Sevilay: Oğlum baban değişmeye çalışıyor.

Ali: Bahsetme bana ondan. Çok merak ediyosan söyliyim yeni komşunun kızlarından birini bir yere götüreceğim.

O sırada haluk duymuştu. Ali evden çıkınca o da peşinden şoförünü gönderir. Olanları videoya çekmesini istemiştir.
...

Selin'in Evi
Selin direk odasına girip duşunu alıp hazırlanmaya başladı. Pembeli, morlu üçgen ve karışık desenli sıfır kol t-shirt'ünün altına açık mavi kotunu giydi.
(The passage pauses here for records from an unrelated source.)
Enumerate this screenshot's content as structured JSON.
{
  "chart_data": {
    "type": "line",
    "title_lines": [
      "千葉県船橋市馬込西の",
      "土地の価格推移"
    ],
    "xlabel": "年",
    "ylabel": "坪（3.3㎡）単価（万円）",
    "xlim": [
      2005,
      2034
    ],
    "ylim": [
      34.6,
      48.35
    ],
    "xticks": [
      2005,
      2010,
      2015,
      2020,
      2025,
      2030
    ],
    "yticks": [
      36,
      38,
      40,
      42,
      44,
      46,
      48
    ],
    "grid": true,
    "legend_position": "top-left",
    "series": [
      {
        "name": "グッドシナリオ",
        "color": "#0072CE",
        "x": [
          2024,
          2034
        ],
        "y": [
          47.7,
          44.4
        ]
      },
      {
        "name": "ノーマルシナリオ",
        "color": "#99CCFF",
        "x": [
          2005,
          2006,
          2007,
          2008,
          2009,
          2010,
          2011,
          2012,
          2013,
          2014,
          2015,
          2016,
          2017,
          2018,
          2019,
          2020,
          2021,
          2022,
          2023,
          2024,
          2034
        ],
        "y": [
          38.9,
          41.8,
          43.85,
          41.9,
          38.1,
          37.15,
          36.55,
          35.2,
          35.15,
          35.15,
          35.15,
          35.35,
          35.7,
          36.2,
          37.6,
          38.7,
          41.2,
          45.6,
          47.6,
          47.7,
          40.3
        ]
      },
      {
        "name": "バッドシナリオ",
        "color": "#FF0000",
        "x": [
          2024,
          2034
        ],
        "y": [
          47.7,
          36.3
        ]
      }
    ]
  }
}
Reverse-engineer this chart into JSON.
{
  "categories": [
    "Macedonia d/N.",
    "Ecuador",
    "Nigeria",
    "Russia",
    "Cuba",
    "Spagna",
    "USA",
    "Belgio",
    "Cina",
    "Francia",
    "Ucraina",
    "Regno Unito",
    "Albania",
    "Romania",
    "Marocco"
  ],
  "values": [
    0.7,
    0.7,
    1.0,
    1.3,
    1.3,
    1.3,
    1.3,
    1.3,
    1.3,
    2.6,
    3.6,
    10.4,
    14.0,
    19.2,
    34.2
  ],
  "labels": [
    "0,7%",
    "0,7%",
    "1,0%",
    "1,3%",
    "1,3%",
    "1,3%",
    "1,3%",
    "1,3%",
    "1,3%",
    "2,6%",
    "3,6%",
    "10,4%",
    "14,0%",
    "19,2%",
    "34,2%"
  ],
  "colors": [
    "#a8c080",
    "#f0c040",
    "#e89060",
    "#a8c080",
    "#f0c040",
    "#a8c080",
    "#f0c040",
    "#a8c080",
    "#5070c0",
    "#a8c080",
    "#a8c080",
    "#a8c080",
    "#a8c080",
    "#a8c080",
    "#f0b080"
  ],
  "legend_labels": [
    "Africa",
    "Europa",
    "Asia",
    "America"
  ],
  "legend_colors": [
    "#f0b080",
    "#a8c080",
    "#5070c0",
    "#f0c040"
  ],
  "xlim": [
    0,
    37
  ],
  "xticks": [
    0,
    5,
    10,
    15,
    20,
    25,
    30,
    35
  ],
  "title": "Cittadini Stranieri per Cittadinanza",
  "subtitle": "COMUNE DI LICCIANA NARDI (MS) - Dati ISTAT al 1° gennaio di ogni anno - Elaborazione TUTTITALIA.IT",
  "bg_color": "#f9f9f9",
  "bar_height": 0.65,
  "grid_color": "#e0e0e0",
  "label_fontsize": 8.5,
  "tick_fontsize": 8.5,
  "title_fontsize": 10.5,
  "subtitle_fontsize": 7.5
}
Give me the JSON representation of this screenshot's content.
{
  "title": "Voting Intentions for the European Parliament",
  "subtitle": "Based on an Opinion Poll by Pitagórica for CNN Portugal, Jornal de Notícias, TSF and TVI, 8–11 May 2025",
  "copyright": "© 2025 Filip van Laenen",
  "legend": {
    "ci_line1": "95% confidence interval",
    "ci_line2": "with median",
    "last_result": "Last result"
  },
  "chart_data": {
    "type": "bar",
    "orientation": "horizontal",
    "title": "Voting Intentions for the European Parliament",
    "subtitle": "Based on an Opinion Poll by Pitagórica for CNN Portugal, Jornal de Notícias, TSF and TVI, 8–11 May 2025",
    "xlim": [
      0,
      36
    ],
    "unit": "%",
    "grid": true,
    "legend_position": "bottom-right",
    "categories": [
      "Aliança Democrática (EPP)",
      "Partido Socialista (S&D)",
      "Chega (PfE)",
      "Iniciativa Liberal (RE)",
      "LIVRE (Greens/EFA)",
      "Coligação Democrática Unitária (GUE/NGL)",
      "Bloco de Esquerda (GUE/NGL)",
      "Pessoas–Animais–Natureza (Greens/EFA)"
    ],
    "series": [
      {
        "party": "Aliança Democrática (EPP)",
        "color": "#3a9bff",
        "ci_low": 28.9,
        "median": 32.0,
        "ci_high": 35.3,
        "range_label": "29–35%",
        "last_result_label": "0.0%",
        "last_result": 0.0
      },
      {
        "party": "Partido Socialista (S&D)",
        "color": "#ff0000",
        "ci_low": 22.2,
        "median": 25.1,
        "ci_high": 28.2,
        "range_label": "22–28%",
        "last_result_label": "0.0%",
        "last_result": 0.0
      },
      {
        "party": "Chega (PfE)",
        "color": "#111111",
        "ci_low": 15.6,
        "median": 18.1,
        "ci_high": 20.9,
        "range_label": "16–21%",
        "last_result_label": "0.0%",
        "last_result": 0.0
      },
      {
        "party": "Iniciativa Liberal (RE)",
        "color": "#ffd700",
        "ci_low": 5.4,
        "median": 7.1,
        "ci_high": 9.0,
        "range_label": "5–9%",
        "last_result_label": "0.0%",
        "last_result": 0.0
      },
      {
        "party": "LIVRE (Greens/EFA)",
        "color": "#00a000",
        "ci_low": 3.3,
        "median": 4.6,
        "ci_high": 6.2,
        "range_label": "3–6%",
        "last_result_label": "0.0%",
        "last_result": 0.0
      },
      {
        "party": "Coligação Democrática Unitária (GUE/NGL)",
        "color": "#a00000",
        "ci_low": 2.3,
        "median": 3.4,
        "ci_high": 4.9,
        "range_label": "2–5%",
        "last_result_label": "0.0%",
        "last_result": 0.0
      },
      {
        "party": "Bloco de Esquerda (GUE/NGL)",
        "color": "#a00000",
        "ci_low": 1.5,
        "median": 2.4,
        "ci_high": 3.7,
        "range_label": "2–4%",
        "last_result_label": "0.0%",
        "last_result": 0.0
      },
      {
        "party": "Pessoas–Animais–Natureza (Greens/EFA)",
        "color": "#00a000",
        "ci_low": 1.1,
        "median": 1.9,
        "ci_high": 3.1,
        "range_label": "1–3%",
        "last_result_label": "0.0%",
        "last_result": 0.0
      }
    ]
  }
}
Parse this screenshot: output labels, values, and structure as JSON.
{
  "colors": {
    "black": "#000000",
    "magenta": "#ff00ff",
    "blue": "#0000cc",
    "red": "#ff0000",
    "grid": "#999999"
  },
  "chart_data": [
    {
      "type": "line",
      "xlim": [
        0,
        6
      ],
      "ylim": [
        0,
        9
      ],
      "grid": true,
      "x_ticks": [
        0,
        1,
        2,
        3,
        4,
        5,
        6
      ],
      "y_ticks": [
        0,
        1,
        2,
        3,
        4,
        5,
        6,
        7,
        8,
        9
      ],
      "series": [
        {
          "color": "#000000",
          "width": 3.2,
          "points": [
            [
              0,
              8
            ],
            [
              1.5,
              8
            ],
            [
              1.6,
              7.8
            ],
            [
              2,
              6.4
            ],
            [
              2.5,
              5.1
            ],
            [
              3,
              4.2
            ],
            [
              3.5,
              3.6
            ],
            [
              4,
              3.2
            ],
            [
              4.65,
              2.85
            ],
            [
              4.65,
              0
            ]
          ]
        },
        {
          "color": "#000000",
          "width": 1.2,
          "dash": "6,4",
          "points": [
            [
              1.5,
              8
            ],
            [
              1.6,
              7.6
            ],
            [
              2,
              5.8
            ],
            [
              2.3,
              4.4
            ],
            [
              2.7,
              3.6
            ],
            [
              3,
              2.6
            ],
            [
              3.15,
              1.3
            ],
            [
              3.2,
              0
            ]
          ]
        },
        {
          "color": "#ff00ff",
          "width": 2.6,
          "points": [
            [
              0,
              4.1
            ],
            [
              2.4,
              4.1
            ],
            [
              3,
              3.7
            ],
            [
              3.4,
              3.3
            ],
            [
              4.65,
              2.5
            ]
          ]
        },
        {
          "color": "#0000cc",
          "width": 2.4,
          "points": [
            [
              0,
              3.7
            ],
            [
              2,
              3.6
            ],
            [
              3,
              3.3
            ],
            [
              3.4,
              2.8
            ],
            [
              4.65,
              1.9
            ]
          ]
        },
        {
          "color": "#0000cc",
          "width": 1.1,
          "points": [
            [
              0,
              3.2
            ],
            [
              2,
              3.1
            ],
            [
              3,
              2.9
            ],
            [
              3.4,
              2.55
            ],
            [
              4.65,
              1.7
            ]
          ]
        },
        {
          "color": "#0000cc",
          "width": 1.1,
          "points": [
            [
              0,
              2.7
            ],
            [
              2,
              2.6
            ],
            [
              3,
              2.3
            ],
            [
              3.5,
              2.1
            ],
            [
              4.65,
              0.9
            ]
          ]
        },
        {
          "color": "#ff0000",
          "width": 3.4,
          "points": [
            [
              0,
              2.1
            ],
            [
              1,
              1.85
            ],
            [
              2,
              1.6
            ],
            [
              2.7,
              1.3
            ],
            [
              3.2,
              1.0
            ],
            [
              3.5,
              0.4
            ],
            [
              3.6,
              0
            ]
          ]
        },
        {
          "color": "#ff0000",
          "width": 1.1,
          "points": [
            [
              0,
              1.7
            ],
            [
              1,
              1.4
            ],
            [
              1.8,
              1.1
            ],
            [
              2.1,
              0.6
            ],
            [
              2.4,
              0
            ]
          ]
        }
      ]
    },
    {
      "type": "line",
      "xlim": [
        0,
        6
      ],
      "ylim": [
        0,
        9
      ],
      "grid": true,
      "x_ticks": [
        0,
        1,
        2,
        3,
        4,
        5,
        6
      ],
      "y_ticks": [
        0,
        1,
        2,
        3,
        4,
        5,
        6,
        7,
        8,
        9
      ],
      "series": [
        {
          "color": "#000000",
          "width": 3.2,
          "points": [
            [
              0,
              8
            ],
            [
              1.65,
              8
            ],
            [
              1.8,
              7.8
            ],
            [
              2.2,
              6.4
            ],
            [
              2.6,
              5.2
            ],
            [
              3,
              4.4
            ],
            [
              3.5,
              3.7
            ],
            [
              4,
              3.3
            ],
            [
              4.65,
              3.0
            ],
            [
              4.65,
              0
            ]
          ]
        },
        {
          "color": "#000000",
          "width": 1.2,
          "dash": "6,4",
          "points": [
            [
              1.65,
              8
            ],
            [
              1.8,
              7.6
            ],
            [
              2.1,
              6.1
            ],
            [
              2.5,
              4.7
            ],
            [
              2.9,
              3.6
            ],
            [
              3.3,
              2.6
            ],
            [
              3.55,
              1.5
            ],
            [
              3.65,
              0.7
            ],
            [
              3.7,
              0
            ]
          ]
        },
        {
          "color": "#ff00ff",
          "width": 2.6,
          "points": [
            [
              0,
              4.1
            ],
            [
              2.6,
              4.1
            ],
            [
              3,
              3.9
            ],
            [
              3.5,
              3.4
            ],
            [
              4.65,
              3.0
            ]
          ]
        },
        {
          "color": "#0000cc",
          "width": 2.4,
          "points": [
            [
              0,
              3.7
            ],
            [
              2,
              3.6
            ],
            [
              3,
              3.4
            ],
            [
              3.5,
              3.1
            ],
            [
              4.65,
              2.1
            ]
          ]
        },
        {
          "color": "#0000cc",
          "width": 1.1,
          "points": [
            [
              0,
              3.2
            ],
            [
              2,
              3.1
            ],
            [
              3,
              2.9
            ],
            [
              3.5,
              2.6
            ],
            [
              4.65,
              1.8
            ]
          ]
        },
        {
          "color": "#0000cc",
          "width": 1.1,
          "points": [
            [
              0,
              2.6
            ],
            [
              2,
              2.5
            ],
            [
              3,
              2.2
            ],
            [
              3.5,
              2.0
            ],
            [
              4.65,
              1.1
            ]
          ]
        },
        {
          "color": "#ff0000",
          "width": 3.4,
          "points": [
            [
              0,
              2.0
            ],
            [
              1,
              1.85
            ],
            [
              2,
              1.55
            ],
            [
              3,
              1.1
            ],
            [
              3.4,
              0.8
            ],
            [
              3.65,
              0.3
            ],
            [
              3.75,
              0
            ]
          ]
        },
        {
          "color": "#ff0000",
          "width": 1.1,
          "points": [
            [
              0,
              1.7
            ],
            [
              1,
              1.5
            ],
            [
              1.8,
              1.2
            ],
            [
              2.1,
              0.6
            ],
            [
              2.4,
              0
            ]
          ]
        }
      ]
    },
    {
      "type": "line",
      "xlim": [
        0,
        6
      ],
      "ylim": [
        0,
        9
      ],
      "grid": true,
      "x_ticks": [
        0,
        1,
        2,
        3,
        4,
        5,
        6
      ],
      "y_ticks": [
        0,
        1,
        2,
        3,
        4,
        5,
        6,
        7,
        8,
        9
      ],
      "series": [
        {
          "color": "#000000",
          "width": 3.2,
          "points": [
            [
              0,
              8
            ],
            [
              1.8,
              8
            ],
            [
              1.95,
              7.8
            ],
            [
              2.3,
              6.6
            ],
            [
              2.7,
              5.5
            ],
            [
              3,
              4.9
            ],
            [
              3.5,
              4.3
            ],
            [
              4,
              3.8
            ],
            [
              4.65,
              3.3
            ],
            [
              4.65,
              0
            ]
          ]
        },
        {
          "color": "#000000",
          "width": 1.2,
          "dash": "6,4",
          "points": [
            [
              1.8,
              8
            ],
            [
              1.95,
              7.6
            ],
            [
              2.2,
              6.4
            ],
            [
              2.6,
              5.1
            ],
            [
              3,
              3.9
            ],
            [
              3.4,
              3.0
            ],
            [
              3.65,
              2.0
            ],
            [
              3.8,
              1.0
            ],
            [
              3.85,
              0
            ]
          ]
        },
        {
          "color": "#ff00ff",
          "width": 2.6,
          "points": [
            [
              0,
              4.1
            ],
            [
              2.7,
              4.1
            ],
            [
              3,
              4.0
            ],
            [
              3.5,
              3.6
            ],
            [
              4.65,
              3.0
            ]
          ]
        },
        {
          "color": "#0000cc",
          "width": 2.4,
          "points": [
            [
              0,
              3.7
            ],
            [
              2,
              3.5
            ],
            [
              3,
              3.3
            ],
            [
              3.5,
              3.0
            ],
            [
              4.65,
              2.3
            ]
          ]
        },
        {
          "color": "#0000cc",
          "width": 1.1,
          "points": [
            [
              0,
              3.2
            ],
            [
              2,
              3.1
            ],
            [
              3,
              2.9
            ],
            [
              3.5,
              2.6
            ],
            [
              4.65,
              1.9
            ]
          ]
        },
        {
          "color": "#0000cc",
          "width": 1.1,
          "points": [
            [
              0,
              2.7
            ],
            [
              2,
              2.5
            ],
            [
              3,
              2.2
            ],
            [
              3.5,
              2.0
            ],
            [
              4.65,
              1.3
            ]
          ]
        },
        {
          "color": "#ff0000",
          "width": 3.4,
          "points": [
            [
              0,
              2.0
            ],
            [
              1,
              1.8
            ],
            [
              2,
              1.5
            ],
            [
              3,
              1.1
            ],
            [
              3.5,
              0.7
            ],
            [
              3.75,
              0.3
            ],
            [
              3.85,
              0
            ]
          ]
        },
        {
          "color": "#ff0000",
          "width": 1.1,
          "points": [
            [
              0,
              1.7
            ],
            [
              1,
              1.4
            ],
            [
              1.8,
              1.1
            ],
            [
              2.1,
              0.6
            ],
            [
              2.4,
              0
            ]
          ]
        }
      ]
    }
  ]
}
Saçlarını yine düzleştirdi. Hafif bir göz kalemi ile rimel sürdü, dudağınaysa her zamankinden daha koyu bir ruj sürdü (Pembe). Parfümünü sıktı telefonunu alıp evden çıktı. (Bu halleri 15. Bölümden. Multide de var zaten. Ali'yi sakalsız düşünün.)

Kerem'in Arabası
Zeynep: Ee daha çok var mı gideceğimiz yere?

Kerem: Sabret azcık.

Zeynep: Ya keşke bi anneme de mi haber verseydim. Dün gezmemizi bildiği halde kızmıştı, alınmıştı.

Kerem: Çok gecikmeyiz zaten.

Zeynep: Peki bakalım öyle olsun.

Kerem Zeynep'i manzarası mükemmel bi yere getirir. Tüm şehir önlerinde.. Güneş'in tam battığı saatte getirmeyi başarmıştı. Mazara çok iyiydi.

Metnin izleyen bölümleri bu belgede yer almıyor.